When you purchase a vehicle, you are putting your faith in its ability to get your from Point A to Point B safely, excluding of course driver error, which the vehicle is never responsible for. But what happens when your vehicle malfunctions, and more specifically, what if the safety systems built into the vehicle malfunction, putting you at great risk?
That's the question that Joanne and Rick Yuke are asking themselves now that they have experienced problems with their 2006 Honda Odyssey's airbag system on multiple occasions. The couple, who live in Moose Jaw, Saskatchewan, have had their side airbags deploy on their own without cause, while they have been driving, twice.
The second time that this happened was on Canadian Thanksgiving in October of this year. They were driving along a dirt road in rural Saskatchewan, Joanne was driving, but her husband and her sister-in-law were riding in the car as well, when the side airbags deployed on their own.
"There was a very loud bang," Rick said. "They just went off. It scared the heck out of me."
"We sat there for some time just kind of taking into account what had happened. Rick was sitting in the passenger seat — his shoulder was very sore, my head was sore, my ear was ringing terrible," Joanne said.

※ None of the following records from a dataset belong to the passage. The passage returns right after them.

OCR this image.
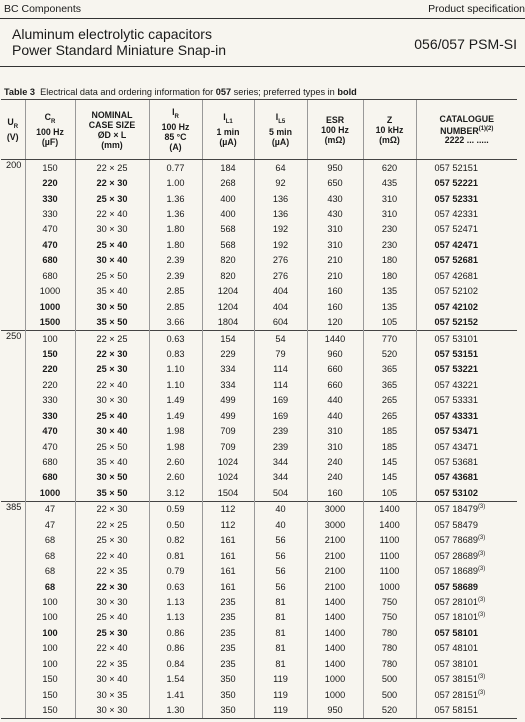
BC Components	Product specification
Aluminum electrolytic capacitors
Power Standard Miniature Snap-in	056/057 PSM-SI
Table 3 Electrical data and ordering information for 057 series; preferred types in bold
$U_R$
(V)	$C_R$
100 Hz
(µF)	NOMINAL
CASE SIZE
ØD × L
(mm)	$I_R$
100 Hz
85 °C
(A)	$I_{L1}$
1 min
(µA)	$I_{L5}$
5 min
(µA)	ESR
100 Hz
(mΩ)	Z
10 kHz
(mΩ)	CATALOGUE
$NUMBER^{(1)(2)}$
2222 ... .....
200	150	22 × 25	0.77	184	64	950	620	057 52151
	220	22 × 30	1.00	268	92	650	435	057 52221
	330	25 × 30	1.36	400	136	430	310	057 52331
	330	22 × 40	1.36	400	136	430	310	057 42331
	470	30 × 30	1.80	568	192	310	230	057 52471
	470	25 × 40	1.80	568	192	310	230	057 42471
	680	30 × 40	2.39	820	276	210	180	057 52681
	680	25 × 50	2.39	820	276	210	180	057 42681
	1000	35 × 40	2.85	1204	404	160	135	057 52102
	1000	30 × 50	2.85	1204	404	160	135	057 42102
	1500	35 × 50	3.66	1804	604	120	105	057 52152
250	100	22 × 25	0.63	154	54	1440	770	057 53101
	150	22 × 30	0.83	229	79	960	520	057 53151
	220	25 × 30	1.10	334	114	660	365	057 53221
	220	22 × 40	1.10	334	114	660	365	057 43221
	330	30 × 30	1.49	499	169	440	265	057 53331
	330	25 × 40	1.49	499	169	440	265	057 43331
	470	30 × 40	1.98	709	239	310	185	057 53471
	470	25 × 50	1.98	709	239	310	185	057 43471
	680	35 × 40	2.60	1024	344	240	145	057 53681
	680	30 × 50	2.60	1024	344	240	145	057 43681
	1000	35 × 50	3.12	1504	504	160	105	057 53102
385	47	22 × 30	0.59	112	40	3000	1400	057 18479$^{(3)}$
	47	22 × 25	0.50	112	40	3000	1400	057 58479
	68	25 × 30	0.82	161	56	2100	1100	057 78689$^{(3)}$
	68	22 × 40	0.81	161	56	2100	1100	057 28689$^{(3)}$
	68	22 × 35	0.79	161	56	2100	1100	057 18689$^{(3)}$
	68	22 × 30	0.63	161	56	2100	1000	057 58689
	100	30 × 30	1.13	235	81	1400	750	057 28101$^{(3)}$
	100	25 × 40	1.13	235	81	1400	750	057 18101$^{(3)}$
	100	25 × 30	0.86	235	81	1400	780	057 58101
	100	22 × 40	0.86	235	81	1400	780	057 48101
	100	22 × 35	0.84	235	81	1400	780	057 38101
	150	30 × 40	1.54	350	119	1000	500	057 38151$^{(3)}$
	150	30 × 35	1.41	350	119	1000	500	057 28151$^{(3)}$
	150	30 × 30	1.30	350	119	950	520	057 58151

Rick's sister suffered a pretty severe bruise to her stomach region when the airbags suddenly went off.
But who is on the hook when these airbags go off without any cause?
It turns out that when these airbags go off and there hasn't been a collision, that the drivers often find themselves being held responsible for all damages and repairs. Insurance companies tell drivers to take a hike because there wasn't an accident. And manufacturers pass the buck along to the driver, blaming driver error or road conditions.
After the airbags went off for the second time, the Yukes went back to deal with Honda Canada, asking if they could potentially trade in the van, even if it meant paying a little bit extra to get the car that they want. Honda Canada "hasn't been able to come to an agreement" with them to this point.
Peter Keith, an accident reconstruction expert took a look at the Yukes' vehicle and determined that the airbags went off because of an internal system error, not driver error or road conditions.
"The software misinterpreted the information coming into the vehicle, deployed the airbags when it shouldn't have … This is not unique. I've seen this problem before myself," Keith said.
"It's just wrong that we had a vehicle that was worth $8,000 and now it's worth zero and for us to finance another vehicle, we just can't do that," Joanne said.